Después de un día de estudio, con los ánimos por el suelo,
dolores de cabeza y el corazón asqueado, el gallardo retornaba a su hogar. Se
subió a un micro que lo trasladaría al querido Godoy y pensaba: bueno, aunque
sea allí en mis tierras me esperan grandes amigos que podrán poner su hombro
para superar días nefastos como estos.
Y al ir atravesando el glorioso parque, entre álamos y
sauces, Don Ábila vivió una escena muy particular. Justo cuando el colectivo
giraba en una calle, observó por la ventanilla y distinguió un claro en las
alturas. Varias nubes se corrían para por primera vez en el día dar paso a
varios rayos de sol en el oeste, y sobre las montañas el cielo se vía por fin
celeste. Con su luz rojiza, el arrebol tornaba el blanco de la nieve de Los
Andes, imponente cordillera que hacía semanas no se veía completa por las
tormentas, en una gama de colores sin igual. El cielo celeste asomando, las
nubes rojizas, los últimos rayos de sol, todo como una caricia de la gran
creación… aquella imagen le transmitió una increíble paz al gallardo, serenó su
corazón y una lágrima de emoción bajo por su mejilla.

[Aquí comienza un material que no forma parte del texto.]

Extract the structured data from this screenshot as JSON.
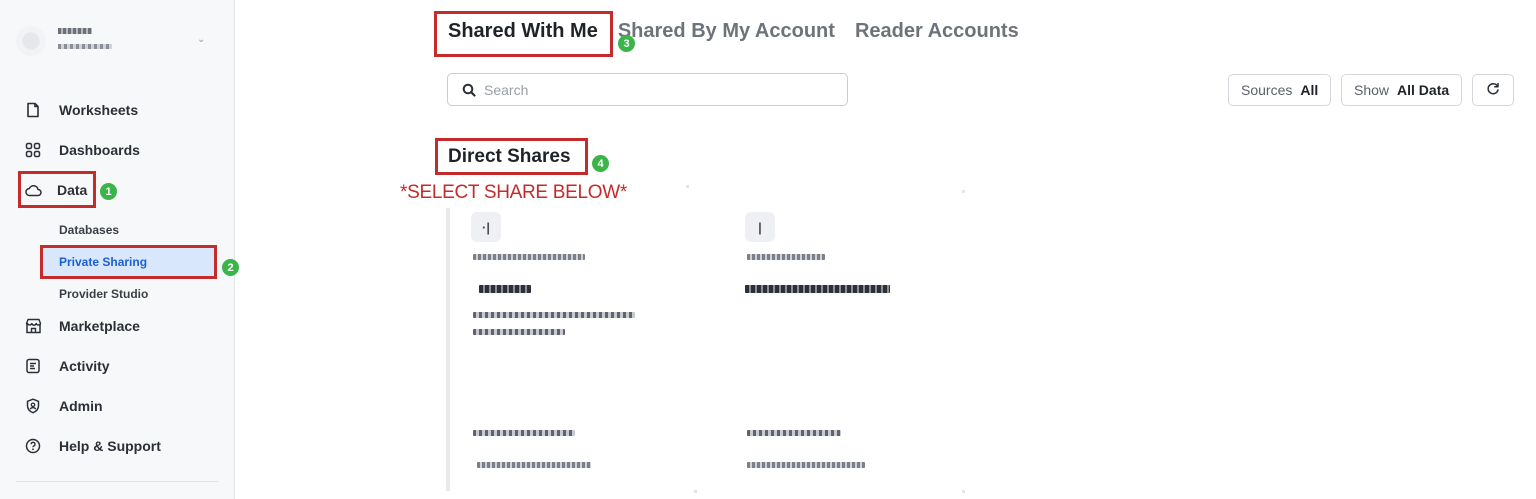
{
  "sidebar": {
    "nav": [
      {
        "label": "Worksheets",
        "icon": "worksheet-icon"
      },
      {
        "label": "Dashboards",
        "icon": "dashboards-icon"
      },
      {
        "label": "Data",
        "icon": "cloud-icon"
      },
      {
        "label": "Marketplace",
        "icon": "storefront-icon"
      },
      {
        "label": "Activity",
        "icon": "activity-icon"
      },
      {
        "label": "Admin",
        "icon": "shield-icon"
      },
      {
        "label": "Help & Support",
        "icon": "help-icon"
      }
    ],
    "data_sub": [
      {
        "label": "Databases"
      },
      {
        "label": "Private Sharing"
      },
      {
        "label": "Provider Studio"
      }
    ]
  },
  "tabs": [
    {
      "label": "Shared With Me"
    },
    {
      "label": "Shared By My Account"
    },
    {
      "label": "Reader Accounts"
    }
  ],
  "search": {
    "placeholder": "Search",
    "value": ""
  },
  "filters": {
    "sources": {
      "key": "Sources",
      "value": "All"
    },
    "show": {
      "key": "Show",
      "value": "All Data"
    }
  },
  "section_title": "Direct Shares",
  "annotation_note": "*SELECT SHARE BELOW*",
  "badges": [
    "1",
    "2",
    "3",
    "4"
  ],
  "colors": {
    "annotation_red": "#c42b2b",
    "badge_green": "#3bb44a",
    "active_sub_bg": "#d8e7fb",
    "active_sub_text": "#1a5fd6"
  }
}
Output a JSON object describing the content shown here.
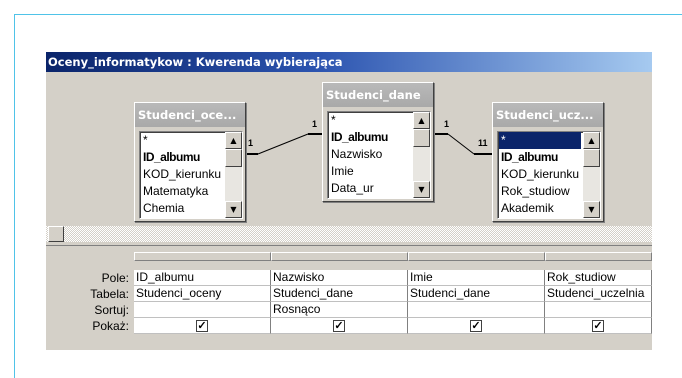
{
  "window": {
    "title": "Oceny_informatykow : Kwerenda wybierająca"
  },
  "tables": [
    {
      "title": "Studenci_oce...",
      "fields": [
        {
          "label": "*",
          "key": false,
          "selected": false
        },
        {
          "label": "ID_albumu",
          "key": true,
          "selected": false
        },
        {
          "label": "KOD_kierunku",
          "key": false,
          "selected": false
        },
        {
          "label": "Matematyka",
          "key": false,
          "selected": false
        },
        {
          "label": "Chemia",
          "key": false,
          "selected": false
        }
      ]
    },
    {
      "title": "Studenci_dane",
      "fields": [
        {
          "label": "*",
          "key": false,
          "selected": false
        },
        {
          "label": "ID_albumu",
          "key": true,
          "selected": false
        },
        {
          "label": "Nazwisko",
          "key": false,
          "selected": false
        },
        {
          "label": "Imie",
          "key": false,
          "selected": false
        },
        {
          "label": "Data_ur",
          "key": false,
          "selected": false
        }
      ]
    },
    {
      "title": "Studenci_ucz...",
      "fields": [
        {
          "label": "*",
          "key": false,
          "selected": true
        },
        {
          "label": "ID_albumu",
          "key": true,
          "selected": false
        },
        {
          "label": "KOD_kierunku",
          "key": false,
          "selected": false
        },
        {
          "label": "Rok_studiow",
          "key": false,
          "selected": false
        },
        {
          "label": "Akademik",
          "key": false,
          "selected": false
        }
      ]
    }
  ],
  "joins": [
    {
      "left_label": "1",
      "right_label": "1"
    },
    {
      "left_label": "1",
      "right_label": "11"
    }
  ],
  "grid": {
    "row_labels": {
      "field": "Pole:",
      "table": "Tabela:",
      "sort": "Sortuj:",
      "show": "Pokaż:"
    },
    "columns": [
      {
        "field": "ID_albumu",
        "table": "Studenci_oceny",
        "sort": "",
        "show": true
      },
      {
        "field": "Nazwisko",
        "table": "Studenci_dane",
        "sort": "Rosnąco",
        "show": true
      },
      {
        "field": "Imie",
        "table": "Studenci_dane",
        "sort": "",
        "show": true
      },
      {
        "field": "Rok_studiow",
        "table": "Studenci_uczelnia",
        "sort": "",
        "show": true
      }
    ]
  },
  "colors": {
    "title_bar_start": "#0a246a",
    "title_bar_end": "#a6caf0",
    "frame_accent": "#4fc3e8",
    "selection": "#0a246a"
  }
}
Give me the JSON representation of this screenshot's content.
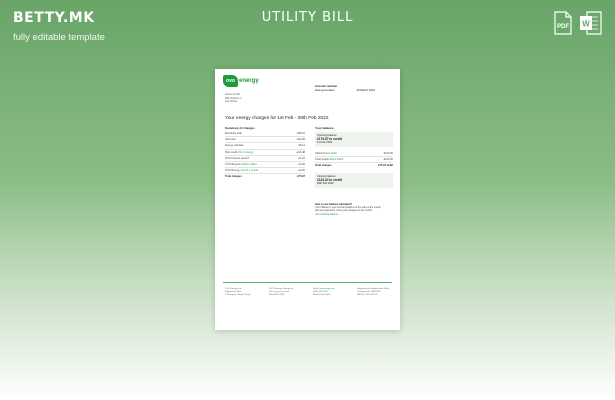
{
  "brand": {
    "name": "BETTY.MK",
    "tagline": "fully editable template"
  },
  "title": "UTILITY BILL",
  "formats": [
    {
      "icon": "pdf-file-icon",
      "label": "PDF",
      "color": "#ffffff"
    },
    {
      "icon": "word-file-icon",
      "label": "W",
      "color": "#ffffff"
    }
  ],
  "document": {
    "logo_mark": "ovo",
    "logo_word": "energy",
    "address": [
      "James Smith",
      "269 Oxford Ln",
      "Ana Street"
    ],
    "account": [
      {
        "label": "Account number",
        "value": ""
      },
      {
        "label": "Date generated",
        "value": "18 March 2022"
      }
    ],
    "charges_title": "Your energy charges for 1st Feb - 28th Feb 2022",
    "summary_title": "Summary of charges",
    "summary_rows": [
      {
        "label": "Electricity total",
        "value": "£58.97"
      },
      {
        "label": "Gas total",
        "value": "£43.60"
      },
      {
        "label": "Energy subtotal",
        "value": "£5.14"
      },
      {
        "label": "Plan credit",
        "note": "2% of energy",
        "value": "-£16.48"
      },
      {
        "label": "OVO Interest earned",
        "value": "£1.25"
      },
      {
        "label": "OVO Beyond",
        "note": "Carbon offset",
        "value": "£0.00"
      },
      {
        "label": "OVO Energy",
        "note": "cost of 1 month",
        "value": "£4.60"
      }
    ],
    "summary_total": {
      "label": "Total charges",
      "value": "£75.97"
    },
    "balance_title": "Your balance",
    "opening_panel": {
      "label": "Opening balance",
      "amount": "£179.87 in credit",
      "date": "1st Feb 2022"
    },
    "balance_rows": [
      {
        "label": "Added",
        "note": "Direct Debit",
        "value": "£100.00"
      },
      {
        "label": "Total credits",
        "note": "Direct Debit",
        "value": "£100.00"
      },
      {
        "label": "Total charges",
        "value": "£75.97 debit"
      }
    ],
    "closing_panel": {
      "label": "Closing balance",
      "amount": "£134.24 in credit",
      "date": "28th Feb 2022"
    },
    "note": {
      "heading": "How is your balance calculated?",
      "body": "Your balance is your account balance at the start of the month, plus any payments, minus your charges for the month.",
      "link": "ovo.com/help-balance"
    },
    "footer": [
      [
        "OVO Energy Ltd",
        "Registered office",
        "1 Rivergate, Temple Quay"
      ],
      [
        "OVO Energy - Energy for",
        "the way you live now",
        "Bristol BS1 6ED"
      ],
      [
        "hello@ovoenergy.com",
        "0330 303 5063",
        "Mon-Fri 8am-8pm"
      ],
      [
        "Registered in England and Wales",
        "Company No. 06890795",
        "VAT No. 100 0001 52"
      ]
    ]
  }
}
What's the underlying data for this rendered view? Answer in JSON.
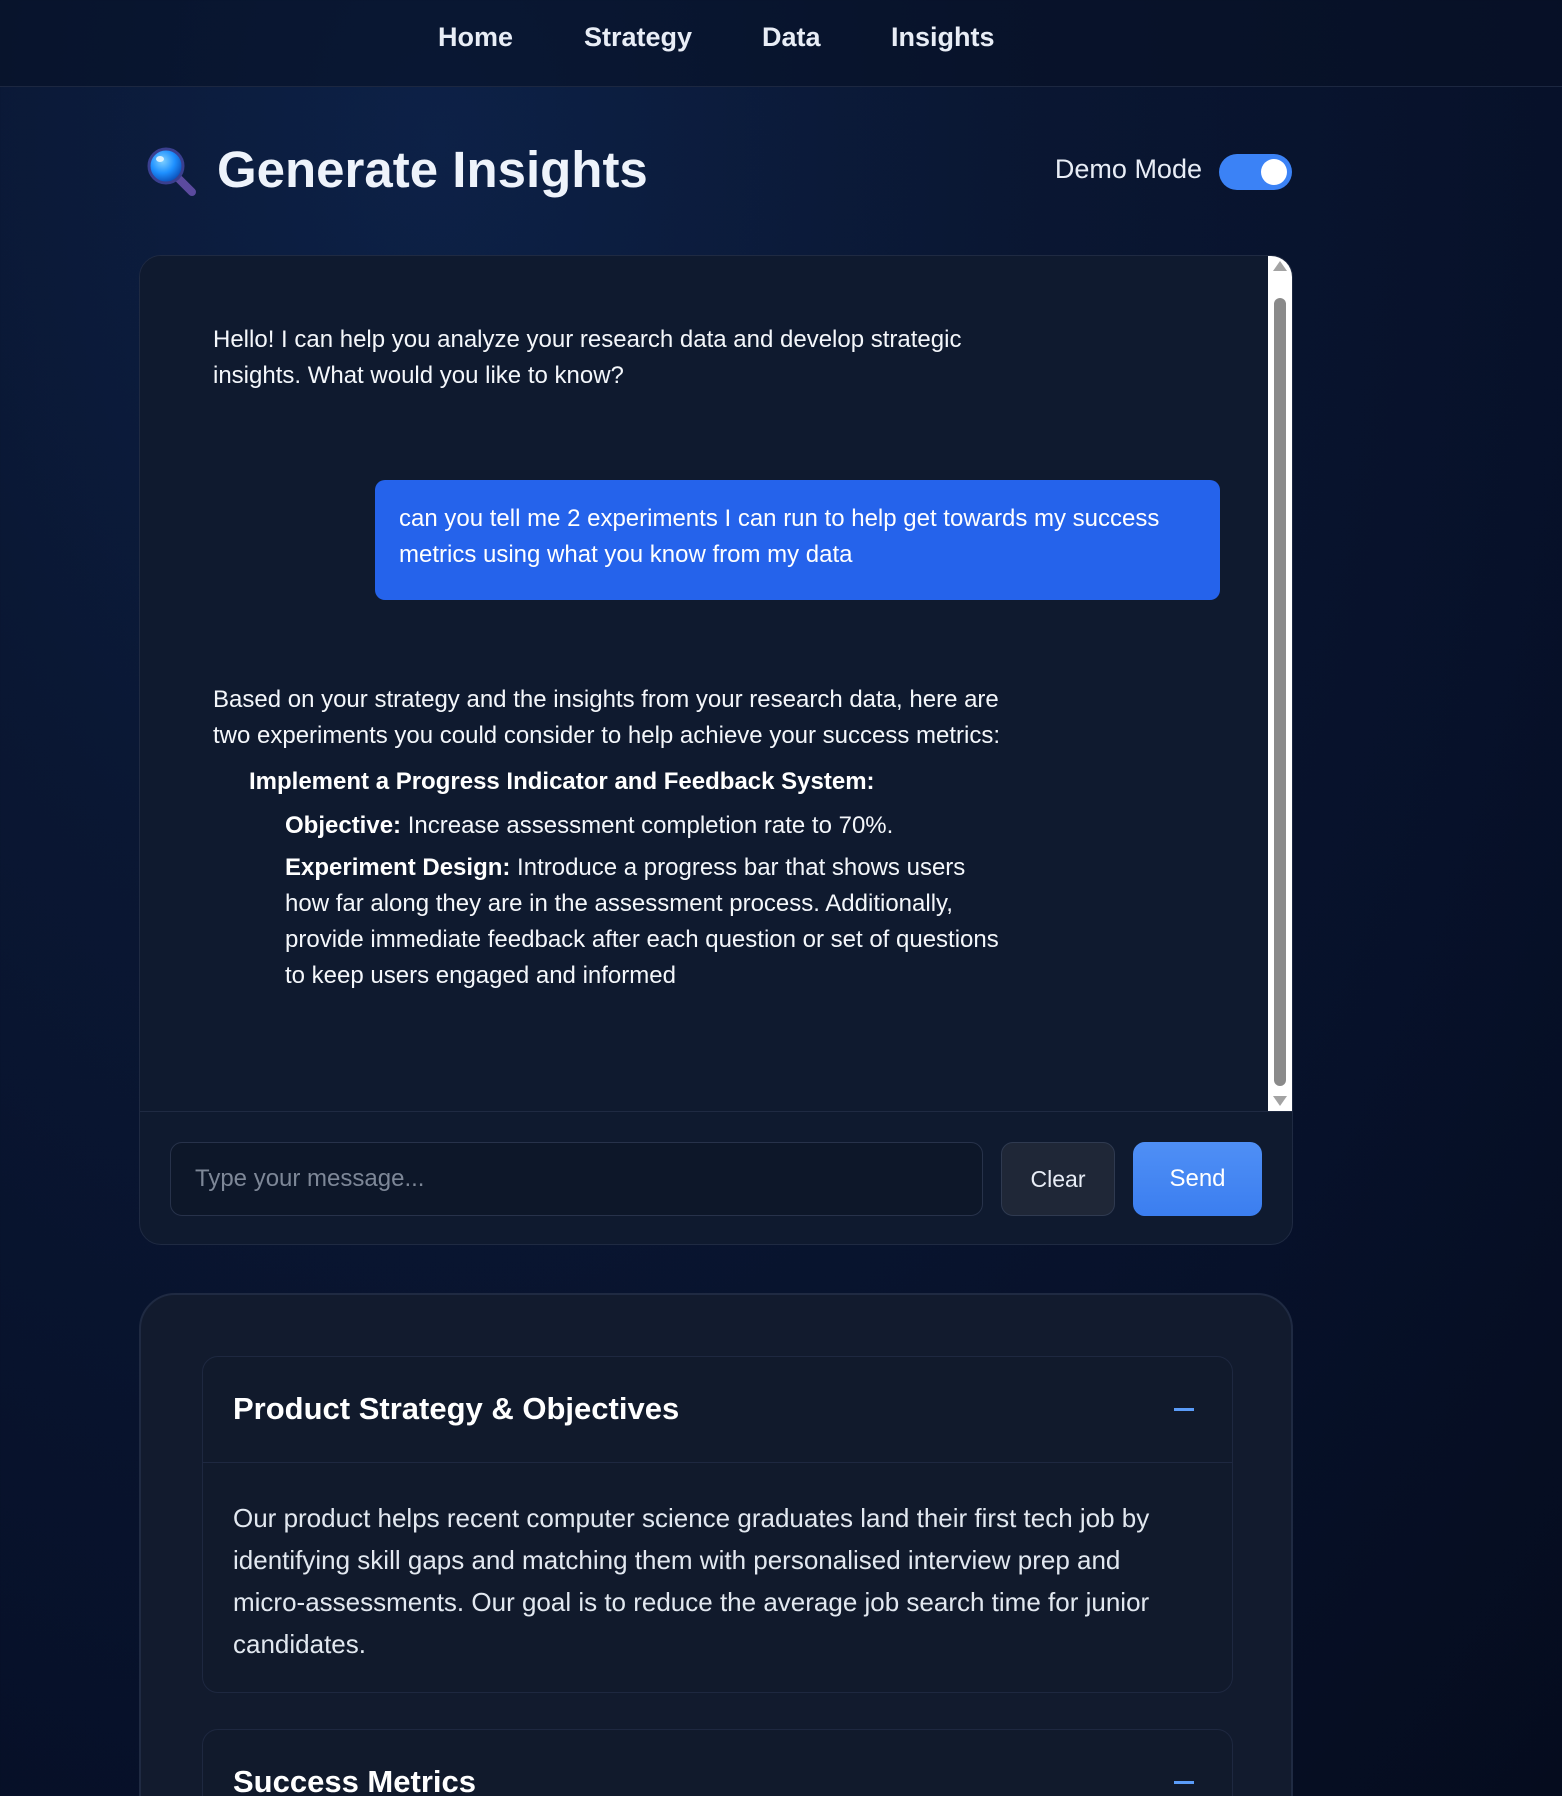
{
  "nav": {
    "items": [
      "Home",
      "Strategy",
      "Data",
      "Insights"
    ]
  },
  "header": {
    "title": "Generate Insights",
    "icon": "magnifying-glass",
    "demo_mode_label": "Demo Mode",
    "demo_mode_on": true
  },
  "chat": {
    "greeting_line1": "Hello! I can help you analyze your research data and develop strategic",
    "greeting_line2": "insights. What would you like to know?",
    "user_line1": "can you tell me 2 experiments I can run to help get towards my success",
    "user_line2": "metrics using what you know from my data",
    "reply_line1": "Based on your strategy and the insights from your research data, here are",
    "reply_line2": "two experiments you could consider to help achieve your success metrics:",
    "experiment_title": "Implement a Progress Indicator and Feedback System:",
    "objective_label": "Objective:",
    "objective_text": " Increase assessment completion rate to 70%.",
    "design_label": "Experiment Design:",
    "design_text1": " Introduce a progress bar that shows users",
    "design_text2": "how far along they are in the assessment process. Additionally,",
    "design_text3": "provide immediate feedback after each question or set of questions",
    "design_text4": "to keep users engaged and informed",
    "input_placeholder": "Type your message...",
    "clear_label": "Clear",
    "send_label": "Send"
  },
  "context": {
    "sections": [
      {
        "title": "Product Strategy & Objectives",
        "body": "Our product helps recent computer science graduates land their first tech job by identifying skill gaps and matching them with personalised interview prep and micro-assessments. Our goal is to reduce the average job search time for junior candidates."
      },
      {
        "title": "Success Metrics"
      }
    ]
  },
  "colors": {
    "accent": "#3b82f6",
    "user_bubble": "#2563eb",
    "background": "#0a1733"
  }
}
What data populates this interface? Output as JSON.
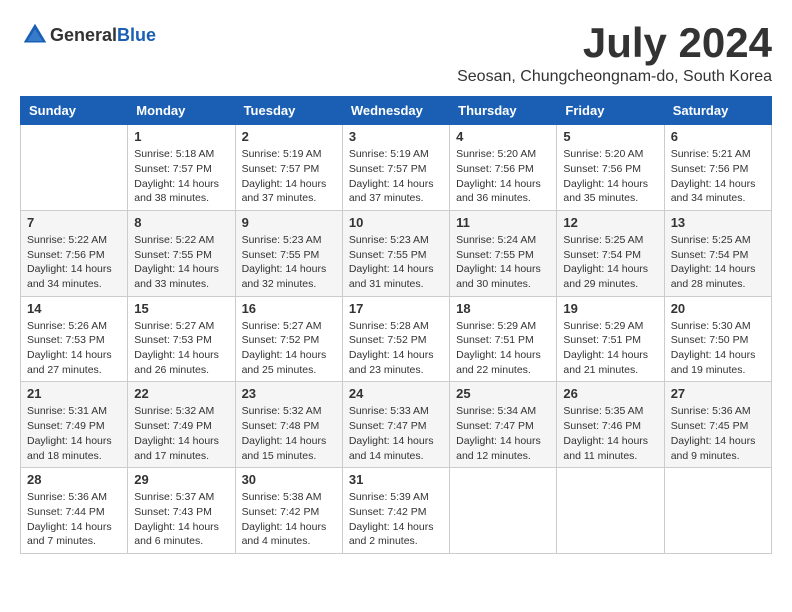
{
  "header": {
    "logo_general": "General",
    "logo_blue": "Blue",
    "month_title": "July 2024",
    "location": "Seosan, Chungcheongnam-do, South Korea"
  },
  "days_of_week": [
    "Sunday",
    "Monday",
    "Tuesday",
    "Wednesday",
    "Thursday",
    "Friday",
    "Saturday"
  ],
  "weeks": [
    [
      {
        "day": "",
        "info": ""
      },
      {
        "day": "1",
        "info": "Sunrise: 5:18 AM\nSunset: 7:57 PM\nDaylight: 14 hours\nand 38 minutes."
      },
      {
        "day": "2",
        "info": "Sunrise: 5:19 AM\nSunset: 7:57 PM\nDaylight: 14 hours\nand 37 minutes."
      },
      {
        "day": "3",
        "info": "Sunrise: 5:19 AM\nSunset: 7:57 PM\nDaylight: 14 hours\nand 37 minutes."
      },
      {
        "day": "4",
        "info": "Sunrise: 5:20 AM\nSunset: 7:56 PM\nDaylight: 14 hours\nand 36 minutes."
      },
      {
        "day": "5",
        "info": "Sunrise: 5:20 AM\nSunset: 7:56 PM\nDaylight: 14 hours\nand 35 minutes."
      },
      {
        "day": "6",
        "info": "Sunrise: 5:21 AM\nSunset: 7:56 PM\nDaylight: 14 hours\nand 34 minutes."
      }
    ],
    [
      {
        "day": "7",
        "info": "Sunrise: 5:22 AM\nSunset: 7:56 PM\nDaylight: 14 hours\nand 34 minutes."
      },
      {
        "day": "8",
        "info": "Sunrise: 5:22 AM\nSunset: 7:55 PM\nDaylight: 14 hours\nand 33 minutes."
      },
      {
        "day": "9",
        "info": "Sunrise: 5:23 AM\nSunset: 7:55 PM\nDaylight: 14 hours\nand 32 minutes."
      },
      {
        "day": "10",
        "info": "Sunrise: 5:23 AM\nSunset: 7:55 PM\nDaylight: 14 hours\nand 31 minutes."
      },
      {
        "day": "11",
        "info": "Sunrise: 5:24 AM\nSunset: 7:55 PM\nDaylight: 14 hours\nand 30 minutes."
      },
      {
        "day": "12",
        "info": "Sunrise: 5:25 AM\nSunset: 7:54 PM\nDaylight: 14 hours\nand 29 minutes."
      },
      {
        "day": "13",
        "info": "Sunrise: 5:25 AM\nSunset: 7:54 PM\nDaylight: 14 hours\nand 28 minutes."
      }
    ],
    [
      {
        "day": "14",
        "info": "Sunrise: 5:26 AM\nSunset: 7:53 PM\nDaylight: 14 hours\nand 27 minutes."
      },
      {
        "day": "15",
        "info": "Sunrise: 5:27 AM\nSunset: 7:53 PM\nDaylight: 14 hours\nand 26 minutes."
      },
      {
        "day": "16",
        "info": "Sunrise: 5:27 AM\nSunset: 7:52 PM\nDaylight: 14 hours\nand 25 minutes."
      },
      {
        "day": "17",
        "info": "Sunrise: 5:28 AM\nSunset: 7:52 PM\nDaylight: 14 hours\nand 23 minutes."
      },
      {
        "day": "18",
        "info": "Sunrise: 5:29 AM\nSunset: 7:51 PM\nDaylight: 14 hours\nand 22 minutes."
      },
      {
        "day": "19",
        "info": "Sunrise: 5:29 AM\nSunset: 7:51 PM\nDaylight: 14 hours\nand 21 minutes."
      },
      {
        "day": "20",
        "info": "Sunrise: 5:30 AM\nSunset: 7:50 PM\nDaylight: 14 hours\nand 19 minutes."
      }
    ],
    [
      {
        "day": "21",
        "info": "Sunrise: 5:31 AM\nSunset: 7:49 PM\nDaylight: 14 hours\nand 18 minutes."
      },
      {
        "day": "22",
        "info": "Sunrise: 5:32 AM\nSunset: 7:49 PM\nDaylight: 14 hours\nand 17 minutes."
      },
      {
        "day": "23",
        "info": "Sunrise: 5:32 AM\nSunset: 7:48 PM\nDaylight: 14 hours\nand 15 minutes."
      },
      {
        "day": "24",
        "info": "Sunrise: 5:33 AM\nSunset: 7:47 PM\nDaylight: 14 hours\nand 14 minutes."
      },
      {
        "day": "25",
        "info": "Sunrise: 5:34 AM\nSunset: 7:47 PM\nDaylight: 14 hours\nand 12 minutes."
      },
      {
        "day": "26",
        "info": "Sunrise: 5:35 AM\nSunset: 7:46 PM\nDaylight: 14 hours\nand 11 minutes."
      },
      {
        "day": "27",
        "info": "Sunrise: 5:36 AM\nSunset: 7:45 PM\nDaylight: 14 hours\nand 9 minutes."
      }
    ],
    [
      {
        "day": "28",
        "info": "Sunrise: 5:36 AM\nSunset: 7:44 PM\nDaylight: 14 hours\nand 7 minutes."
      },
      {
        "day": "29",
        "info": "Sunrise: 5:37 AM\nSunset: 7:43 PM\nDaylight: 14 hours\nand 6 minutes."
      },
      {
        "day": "30",
        "info": "Sunrise: 5:38 AM\nSunset: 7:42 PM\nDaylight: 14 hours\nand 4 minutes."
      },
      {
        "day": "31",
        "info": "Sunrise: 5:39 AM\nSunset: 7:42 PM\nDaylight: 14 hours\nand 2 minutes."
      },
      {
        "day": "",
        "info": ""
      },
      {
        "day": "",
        "info": ""
      },
      {
        "day": "",
        "info": ""
      }
    ]
  ]
}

Su mente empezó a desmenuzar las vivencias de aquel día para
poder comprender todas esas distintas reacciones. En vez de volver a su hogar,
se fue rumbo a la capilla de adoración sacramental permanente que se encontraba
en la admirable calle Perito Moreno (para más referencias consulten al Marqués
del Godoy).
Antes de entrar el muchacho se encontró con otros gallardos,
que acudían también a orar por su patria. Le convidaron un Chesterfield y un mate caliente, y descansó en ellos con una
tranquila charla luego de un día raro. También eso serenó su alma y cambió su
ánimo, tal como cuando se abrió el cielo para dar paso a la luz que iluminó las
montañas y dio aquel hermoso paisaje mendocino de atardecer.
Luego se dispusieron a entrar a orar al Señor Sacramentado.
Cuándo entraron, era tanta la gente que se reunía, que tuvieron que ubicarse en
el templo mayor para que todos pudiesen meditar y acompañar a Cristo en la
eucaristía.
Finalmente, el sacerdote dispuso la custodia sobre el altar.
Todos los fieles cayeron de rodillas para rogarle a Dios por su tierra
argentina. Y allí, arrodillado frente al Santísimo, el de La Mancha entendió
todo, o al menos, desmenuzó en su interior una simple sentencia a su duda. Al ver a Nuestro Señor ahí para ser adorado, su corazón se terminó de ablandar, las inquietudes se borraron y una paz lo llenó, por mas nubes que oscureciesen tormentosamente su patria.
Se había cuestionado qué se podría hacer ante tal situación
de la sociedad. ¿Cómo se podría luchar ante tantas ideologías corrompedoras,
ante tantos engaños y mentiras?
Era tan simple. ¿Cómo no iba a serlo? Aquel bello paisaje,
una charla con buenos amigos, y principalmente nuestro Señor permaneciendo con
nosotros en aquel misterio de fe… “y he
aquí, yo estoy con vosotros todos los días, hasta el fin del mundo”
(Mt28:20). La duda de Don Ábila se aclaraba sola, de rodillas ante el altar¡Sólo Dios Basta! ¿Cómo se salvará el hombre ante tantas nubes y tormentas? Con lo que hay que aferrarse y predicar, que...
La Belleza Salvará al Mundo.
Humildemente dedicado a los 44 héroes del ARA San Juan, en
el día del descubrimiento del submarino, un año después de su desaparición. Que
nuestro Santo Padre de los Cielos los tenga en su Gloria.